Molar mass of Al = 27.0 g/mol
Molar mass of CuSO₄ = (63.5 + 32.1 + 16.0×4) g/mol = 159.6 g/mol

2 Al + 3 CuSO₄ → Al₂(SO₄)₄ + 3 Cu
Mole ratio Al : CuSO₄ = 2 : 3

No. of moles of Al = (23 g) / (27.0 g/mol) = 23/27 mol
No. of moles of CuSO₄ needed = (23/27 mol) × (3/2) = 23/18 mol
Mass of CuSO₄ needed = (23/18 mol) × (159.6 g/mol) = 204 g

Al + CuSO4.....

If you immerse aluminum metal in a solution of copper(II) sulfate, all you will get is wet aluminum. There will be no reaction. That's because aluminum metal is always covered in a thin layer of aluminum oxide, Al2O3, that prevents any reaction. This is referred to as "passivation" and the Al2O3 is called a "passivating layer."

Of course, according to the activity series, aluminum metal should "replace" copper ions in solution, but that doesn't take into account the reality of the passivating layer on aluminum. To make the reaction occur, all that's needed is a little hydrochloric acid (or some other source of chloride ion) which will result in the breakdown of the Al2O3 layer and produce AlCl4^- ions and expose the aluminum metal which will react with Cu2+ ions. What would be even easier would be to use CuCl2 instead of CuSO4.

Use the unit-factor method. If you can compute molar masses correctly, the unit-factor method is practically "idiot-proof."

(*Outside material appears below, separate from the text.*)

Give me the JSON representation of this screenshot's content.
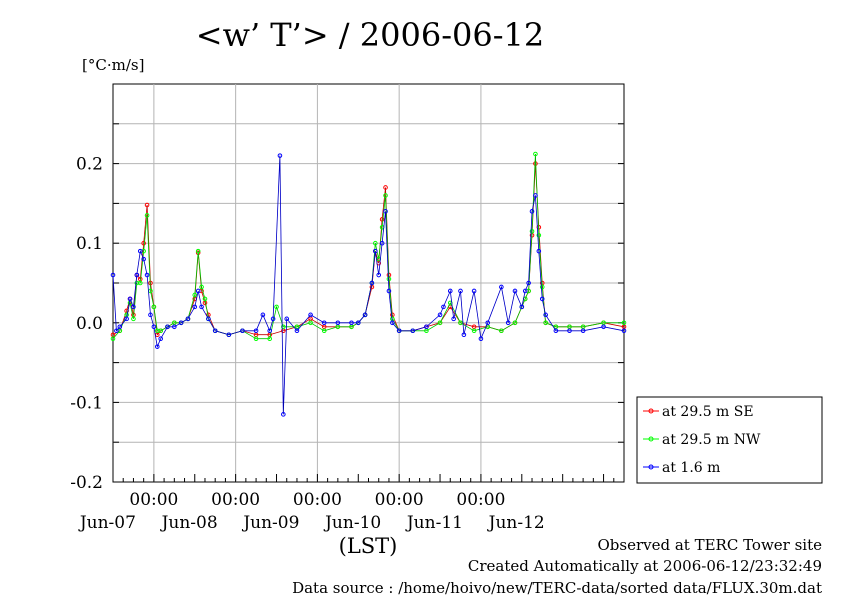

2Al(s) + 3CuSO4(aq) --> Al2(SO4)3(aq) + 3Cu(s)
23.0g........ ?g

23.0g Al x (1 mol Al / 27.0g Al) x (3 mol CuSO4 / 2 mol Al) x (159.6g CuSO4 / 1 mol CuSO4) = 204g CuSO4

Find molar mass of CuSO4 = A .. Find molar mass of Al (just its atomic mass) = B

23 / [2A] X [3B] <<< use a calculator